Personal information
- Full name: Ian Callinan
- Born: 20 December 1982 (age 43)
- Original team: Clarence (TSL)
- Draft: No. 64, 2010 Rookie Draft, Adelaide
- Height: 172 cm (5 ft 8 in)
- Weight: 74 kg (163 lb)
- Position: Small Forward/ Wingman

Club information
- Current club: Adelaide Football Club SANFL
- Number: 37

Playing career^{1}
- Years: Club / Games (Goals)
- 2001–2006: Tasmanian Devils / 109 (153)
- 2007–2013: Central District / 95 (175)
- 2011–2013: Adelaide / 32 (49)
- 2014–2015: Adelaide Football Club (SANFL) / 34 (42)
- ^{1} Playing statistics correct to the end of 2013.

Career highlights
- J. J. Liston Trophy (2005); Tas. Statewide League Premiership Player (Clarence: 2000); SANFL Premiership Player (Centrals: 2007, 2008, 2009, 2010); Jack Oatey Medal (2010); Central District best and fairest (2007, 2010); Tasmanian Devils best and fairest (2005); Hunter-Harrison Medal (2000); Under-18 All-Australian team (2000);

= Ian Callinan (footballer) =

Australian rules footballer (born 1982)

Ian Callinan (born 20 December 1982) is a former professional Australian rules footballer in the Australian Football League, playing with the Adelaide Crows. He was the league's smallest player during his career, standing at only 172 cm. He played as both a midfielder and a small forward during his career.

==Playing career==

===Junior===
Callinan played his junior football in Tasmania, initially at Rokeby, before joining Lauderdale as an Under-16 and Clarence as an Under-18. He regularly represented Tasmania in junior representative football, most notably in the AFL National Under-18s championships in 2000, where he won the Hunter-Harrison Medal as the tournament's Division Two best and fairest, and was selected in the Under-18 All-Australian team as a forward pocket. Callinan nominated for 2000 AFL draft, but was not selected.

===State level===
Callinan first played senior football for Clarence and was a member of that club's Tasmanian State League premiership winning team in 2000. The next season, he was recruited to play for the new Tasmanian Devils Football Club in the Victorian Football League. Callinan became one of the stars of the league, and in 2005 he won the J. J. Liston Trophy (in a tie with Paul Johnson of Sandringham) as the league's best and fairest, as well as the club best and fairest. He played more than 100 games with the Devils between 2001 and 2006.

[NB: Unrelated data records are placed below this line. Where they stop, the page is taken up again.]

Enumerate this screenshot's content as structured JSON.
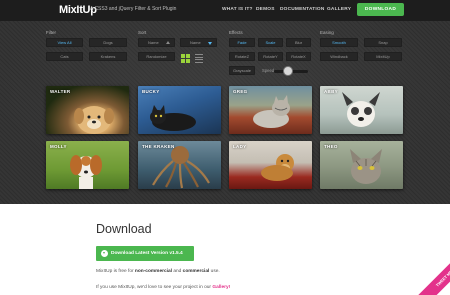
{
  "header": {
    "logo": "MixItUp",
    "tagline": "A CSS3 and jQuery Filter & Sort Plugin",
    "nav": [
      "WHAT IS IT?",
      "DEMOS",
      "DOCUMENTATION",
      "GALLERY"
    ],
    "download_label": "DOWNLOAD"
  },
  "controls": {
    "filter": {
      "label": "Filter",
      "buttons": [
        "View All",
        "Dogs",
        "Cats",
        "Krakens"
      ],
      "active": "View All"
    },
    "sort": {
      "label": "Sort",
      "buttons": [
        "Name",
        "Name",
        "Randomize"
      ],
      "active_direction": "descending"
    },
    "effects": {
      "label": "Effects",
      "buttons": [
        "Fade",
        "Scale",
        "Blur",
        "RotateZ",
        "RotateY",
        "RotateX",
        "Grayscale"
      ],
      "active": [
        "Fade",
        "Scale"
      ],
      "speed_label": "Speed",
      "speed_value": 0.4
    },
    "easing": {
      "label": "Easing",
      "buttons": [
        "Smooth",
        "Snap",
        "Windback",
        "MixItUp"
      ],
      "active": "Smooth"
    },
    "accent_color": "#55b9f3",
    "grid_icon_color": "#9bd43b"
  },
  "cards": [
    {
      "name": "WALTER",
      "kind": "dog"
    },
    {
      "name": "BUCKY",
      "kind": "cat"
    },
    {
      "name": "GREG",
      "kind": "cat"
    },
    {
      "name": "ABBY",
      "kind": "dog"
    },
    {
      "name": "MOLLY",
      "kind": "dog"
    },
    {
      "name": "THE KRAKEN",
      "kind": "kraken"
    },
    {
      "name": "LADY",
      "kind": "dog"
    },
    {
      "name": "THEO",
      "kind": "cat"
    }
  ],
  "download": {
    "title": "Download",
    "button_label": "Download Latest Version v1.5.4",
    "line1_pre": "MixItUp is free for ",
    "line1_b1": "non-commercial",
    "line1_mid": " and ",
    "line1_b2": "commercial",
    "line1_post": " use.",
    "line2_pre": "If you use MixItUp, we'd love to see your project in our ",
    "line2_link": "Gallery!",
    "ribbon": "TWEET ME"
  },
  "colors": {
    "brand_green": "#4bb74f",
    "header_bg": "#1d1d1d",
    "link_pink": "#e3328b"
  }
}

In 2007, Callinan moved to Central District in the South Australian National Football League (SANFL). In four seasons with Central Districts, Callinan won four premierships (2007, 2008, 2009 and 2010), winning the Jack Oatey Medal as best on ground in the 2010 Grand Final, and two club best and fairest awards (2007, 2010). He was also Centrals leading goalkicker in 2007 and 2010.

===Professional career===
In 2011, Callinan was recruited to the AFL as a rookie by the Adelaide Football Club, with a fourth round draft pick in the 2011 AFL rookie draft (No. 64 overall). He had undergone pre-season training with at least four different AFL clubs during his career, but this was the first time he was recruited. After a biceps injury in a pre-season match sidelined him for half of the season, he made his AFL debut at age 28 in Round 14, 2011, against , and played a total of three AFL matches for the season. He continued to play for Centrals when on reserve for Adelaide. Callinan played 32 senior games over three seasons for the Crows before being delisted at the end of 2013.

In 2014, Callinan became the inaugural captain of the Adelaide Crows reserves team, which was entering the SANFL that season, also taking an assistant development coaching role in the team, serving in the role until the end of 2015. He returned to Tasmania and played for Clarence in 2016.

==Personal life==
Before playing football professionally, Callinan earned his living as an Air Conditioning Installer. Callinan is married to Lauren (née James), daughter of former All-Australian Sandy Bay footballer Des James. The couple has three children, sons Jack and Harry and daughter Gracie.